1. There’s nothing wrong with “first come, first served”

one school filled the 50 places for a visit to an external careers fair on a ‘first come, first served’ basis instead of using a clear selection process that prioritised the students who were likely to benefit the most.

Whatever careers related activities or trips I run, one of the most difficult decisions of the process is “Who goes?” Sometimes it’s obvious to target students you know have an interest in the nature of the visit, sometimes a Head of Year will request certain pupils attend and sometimes you spread the word, do your pitch in assembly and get students to sign up on a ‘first come, first served’ basis. And, in some cases, that’s perfectly admissible because the message it spreads through the peer group is participate. A modern school is a hive of clubs, extra curricular experiences and positions of responsible for students to be involved with. Providing the environment to encourage the self motivation in young people to sign up for these is surely part of the necessary learning associated with good careers work and enacting useful future career skills. The value of the trip mentioned in the Ofsted report didn’t just start when coach pulled into to the careers fair.

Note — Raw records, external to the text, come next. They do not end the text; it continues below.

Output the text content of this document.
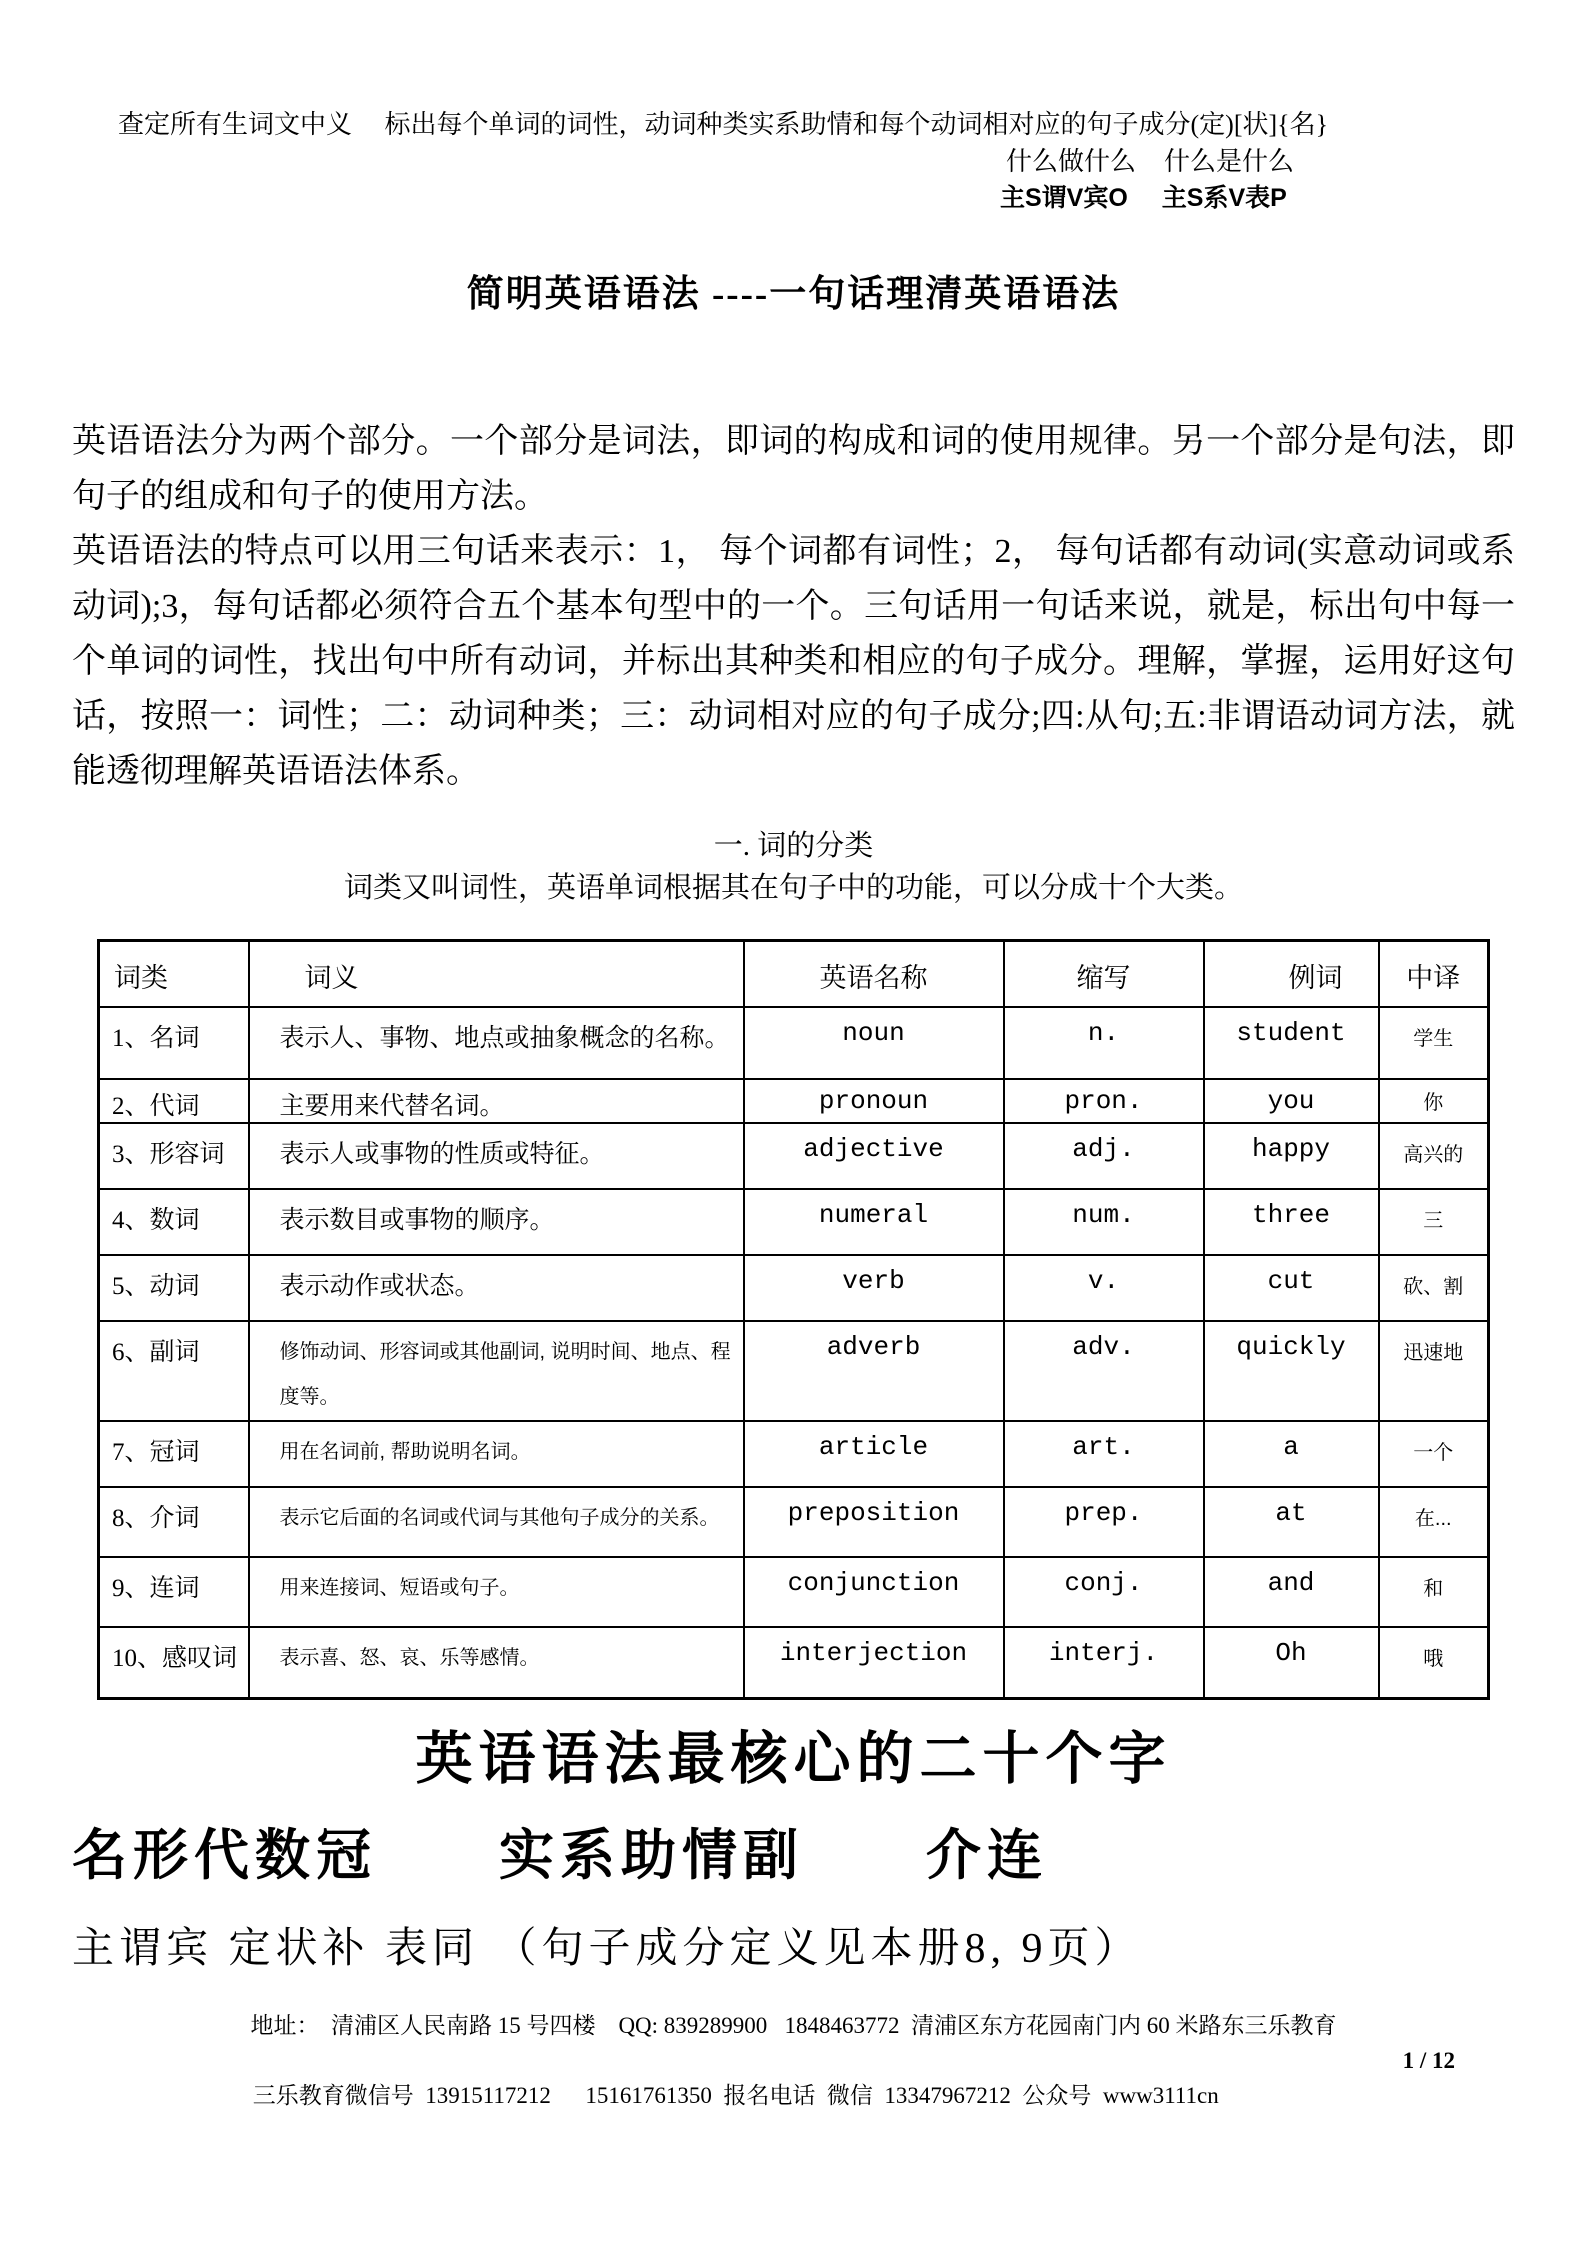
查定所有生词文中义　 标出每个单词的词性，动词种类实系助情和每个动词相对应的句子成分(定)[状]{名}
什么做什么 什么是什么
主S谓V宾O 主S系V表P
简明英语语法 ----一句话理清英语语法

英语语法分为两个部分。一个部分是词法，即词的构成和词的使用规律。另一个部分是句法，即句子的组成和句子的使用方法。

英语语法的特点可以用三句话来表示：1， 每个词都有词性；2， 每句话都有动词(实意动词或系动词);3，每句话都必须符合五个基本句型中的一个。三句话用一句话来说，就是，标出句中每一个单词的词性，找出句中所有动词，并标出其种类和相应的句子成分。理解，掌握，运用好这句话，按照一：词性；二：动词种类；三：动词相对应的句子成分;四:从句;五:非谓语动词方法，就能透彻理解英语语法体系。

一. 词的分类
词类又叫词性，英语单词根据其在句子中的功能，可以分成十个大类。
词类	词义	英语名称	缩写	例词	中译
1、名词	表示人、事物、地点或抽象概念的名称。	noun	n.	student	学生
2、代词	主要用来代替名词。	pronoun	pron.	you	你
3、形容词	表示人或事物的性质或特征。	adjective	adj.	happy	高兴的
4、数词	表示数目或事物的顺序。	numeral	num.	three	三
5、动词	表示动作或状态。	verb	v.	cut	砍、割
6、副词	修饰动词、形容词或其他副词, 说明时间、地点、程度等。	adverb	adv.	quickly	迅速地
7、冠词	用在名词前, 帮助说明名词。	article	art.	a	一个
8、介词	表示它后面的名词或代词与其他句子成分的关系。	preposition	prep.	at	在...
9、连词	用来连接词、短语或句子。	conjunction	conj.	and	和
10、感叹词	表示喜、怒、哀、乐等感情。	interjection	interj.	Oh	哦
英语语法最核心的二十个字
名形代数冠　　实系助情副　　介连
主谓宾 定状补 表同 （句子成分定义见本册8, 9页）
地址：  清浦区人民南路 15 号四楼    QQ: 839289900   1848463772  清浦区东方花园南门内 60 米路东三乐教育

三乐教育微信号  13915117212      15161761350  报名电话  微信  13347967212  公众号  www3111cn

1 / 12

2. No preferred style of delivery?

a Year 10 assembly to launch work experience was too didactic and provided no opportunities for the students to participate

Every Careers leader, whether a qualified teacher or member of support staff, wants their career lessons or sessions to be successful and for the students to make progress in their understanding just like any other lesson. Recently, Sir Michael Wilshaw has been at pains to point out that Ofsted has no preferred style or method of teaching as chronicled by the teacher blogger Andrew Old, so that comment seems out of sync with these announcements. An assembly to launch work experience would be, by its very nature, a session jam packed of content the children need to make note of and remember such as deadlines to meet, websites to visit and paperwork procedures to follow. As a session it would be very different beast to a Year 8 lesson looking at what sort of skills employers value which would need to involve lots of discussion, paired work and short, sharp inputs from a capable teacher to keep students on task and moving forward. The ultimate answer to this point is that there should be a range of careers experiences that naturally cover a range of delivery methods so singling one out for criticism seems odd.